December 21, 2005

 

CBOT Soy Review on Tuesday: Drifts lower; retreats from early highs

 

 

Soybean futures on the Chicago Board of Trade ended lower Tuesday, retreating from earlier gains on late position evening after speculative fund buying was exhausted down the stretch.

 

March soybeans finished 4 cents lower at US$6.16 1/2, March soymeal settled US$0.60 lower at US$198.60 a short tonne, while March soyoil ended 37 points lower at 21.54 cent a pound.

 

The exhaustion of speculative buying amid overbought conditions and weak market fundamentals set the stage for a modest pull back in prices, said a CBOT commission house broker.

 

Hedge related selling, generally favorable South American crop conditions made it tough to sustain earlier gains and without aggressive speculative buying in thin volume, selling from ABN Amro, Man Financial and Refco easily pulled prices into negative territory, floor traders said.

 

Soybean futures bolted to 3 1/2 month highs in early action, buoyed by follow through technical buying from Monday's strong close. However, the inability of the market to hold the gains generated weakness to gradually erode the advances until late selling firmly planted prices in negative territory heading toward the close.

 

Otherwise, futures experienced a relatively quiet session, with the rolling of January positions remaining a featured attraction.

 

Meanwhile, DTN Meteorlogix said, temperatures in Argentina are trending below normal, with conditions remaining mostly dry aside from some scattered rain. In southern Brazil, the small soybean-growing states of Parana and Rio Grande do Sul will be mostly dry until Friday. There might be a few showers Friday and into Saturday, which will help emerging soybeans.

 

In Mato Grosso and Mato Grosso do Sul, which are the two biggest soybean states in Brazil, there is a chance for scattered showers every day this week, with the best conditions developing Saturday, Meteorlogix added.

 

In pit trades, Cargill bought 600 March, Rand Financial bought 2,000 March, Goldenberg Hehmeyer bought 500 March, with ADM Investor Services and Iowa Grain each buying 300 March.
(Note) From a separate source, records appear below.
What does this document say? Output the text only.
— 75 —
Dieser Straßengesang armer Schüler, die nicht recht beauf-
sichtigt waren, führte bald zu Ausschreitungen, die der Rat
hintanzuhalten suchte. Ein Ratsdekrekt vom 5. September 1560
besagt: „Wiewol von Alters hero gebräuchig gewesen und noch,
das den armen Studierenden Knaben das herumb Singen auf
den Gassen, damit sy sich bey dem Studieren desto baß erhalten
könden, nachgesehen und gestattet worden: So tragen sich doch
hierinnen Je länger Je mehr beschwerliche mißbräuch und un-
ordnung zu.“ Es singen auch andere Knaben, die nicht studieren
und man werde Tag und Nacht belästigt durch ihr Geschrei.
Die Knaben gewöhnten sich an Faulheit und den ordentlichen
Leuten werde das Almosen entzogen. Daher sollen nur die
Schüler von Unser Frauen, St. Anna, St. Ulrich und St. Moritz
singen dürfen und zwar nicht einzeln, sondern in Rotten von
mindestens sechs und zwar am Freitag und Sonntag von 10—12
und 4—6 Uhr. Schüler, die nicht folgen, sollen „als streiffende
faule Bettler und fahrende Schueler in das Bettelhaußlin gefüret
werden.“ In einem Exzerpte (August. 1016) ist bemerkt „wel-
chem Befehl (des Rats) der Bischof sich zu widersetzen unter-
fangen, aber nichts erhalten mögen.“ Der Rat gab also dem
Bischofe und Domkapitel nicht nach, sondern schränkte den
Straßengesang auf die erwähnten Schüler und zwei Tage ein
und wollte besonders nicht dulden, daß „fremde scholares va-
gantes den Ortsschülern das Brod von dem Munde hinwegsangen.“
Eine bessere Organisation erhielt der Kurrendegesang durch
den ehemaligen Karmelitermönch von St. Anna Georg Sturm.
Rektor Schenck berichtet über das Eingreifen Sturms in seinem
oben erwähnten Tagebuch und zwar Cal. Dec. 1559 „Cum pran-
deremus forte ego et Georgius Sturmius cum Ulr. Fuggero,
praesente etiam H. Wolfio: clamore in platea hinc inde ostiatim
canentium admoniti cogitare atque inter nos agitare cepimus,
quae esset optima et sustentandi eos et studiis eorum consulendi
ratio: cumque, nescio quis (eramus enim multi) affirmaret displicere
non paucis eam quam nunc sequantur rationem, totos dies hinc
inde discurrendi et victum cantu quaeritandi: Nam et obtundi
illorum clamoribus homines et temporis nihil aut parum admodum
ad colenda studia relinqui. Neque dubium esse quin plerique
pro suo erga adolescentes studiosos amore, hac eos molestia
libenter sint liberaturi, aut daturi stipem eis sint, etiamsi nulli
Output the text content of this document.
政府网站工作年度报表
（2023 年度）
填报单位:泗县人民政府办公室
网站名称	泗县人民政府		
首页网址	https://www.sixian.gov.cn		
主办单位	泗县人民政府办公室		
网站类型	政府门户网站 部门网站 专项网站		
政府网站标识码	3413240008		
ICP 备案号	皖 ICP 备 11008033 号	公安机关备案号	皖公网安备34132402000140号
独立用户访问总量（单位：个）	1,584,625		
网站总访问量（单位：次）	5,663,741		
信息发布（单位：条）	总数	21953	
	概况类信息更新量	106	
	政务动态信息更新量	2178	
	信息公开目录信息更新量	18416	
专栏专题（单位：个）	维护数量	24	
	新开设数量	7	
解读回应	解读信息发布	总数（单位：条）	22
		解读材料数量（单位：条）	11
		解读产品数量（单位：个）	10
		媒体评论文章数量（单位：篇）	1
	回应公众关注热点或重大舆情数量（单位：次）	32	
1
ADM Investor Services, Term Commodities, Citigroup, ABN Amro and Man Financial each sold 500 March, Bunge Chicago and Iowa Grain were sellers as well.

 

South American soybean futures ended the day lower. The March futures finished 5 cents lower at US$6.42.

 

 

SOY PRODUCTS

 

Soymeal futures stumbled lower, grinding out modest losses after failing to hold onto early technically inspired gains. Futures initially raced to 4 month highs, with speculative funds adding to their net long positions, but once the buying eased at session highs, the market retreated lower in tune with the late turn around in soybeans, traders said.

 

Soyoil futures fell Tuesday, erasing the markets recovery bounce that produced two-week highs. The most active March futures ended with an outside lower day on technical charts, pressured by late speculative selling amid lingering worries over building domestic inventories.

 

March oil share slipped to 35.16%, and the March crush was at 53 3/4 cents.

 

In soymeal trades, Citigroup bought 900 March, Man Financial bought 700 March, JP Morgan bought 400 March, with Fimat and Prudential Financial each buying 300 March. Cargill sold 800 January and 600 March, Bunge Chicago sold 400 March and Fimat and Refco each sold 300 March. In spreads, RJ O'Brien spread 1,000 January/March and Bunge spread 1,000 March/January.

 

In soyoil trades, buying and selling was scattered among various commercial and commission houses. In spreads RJ O'Brien spread 2,600 January/March.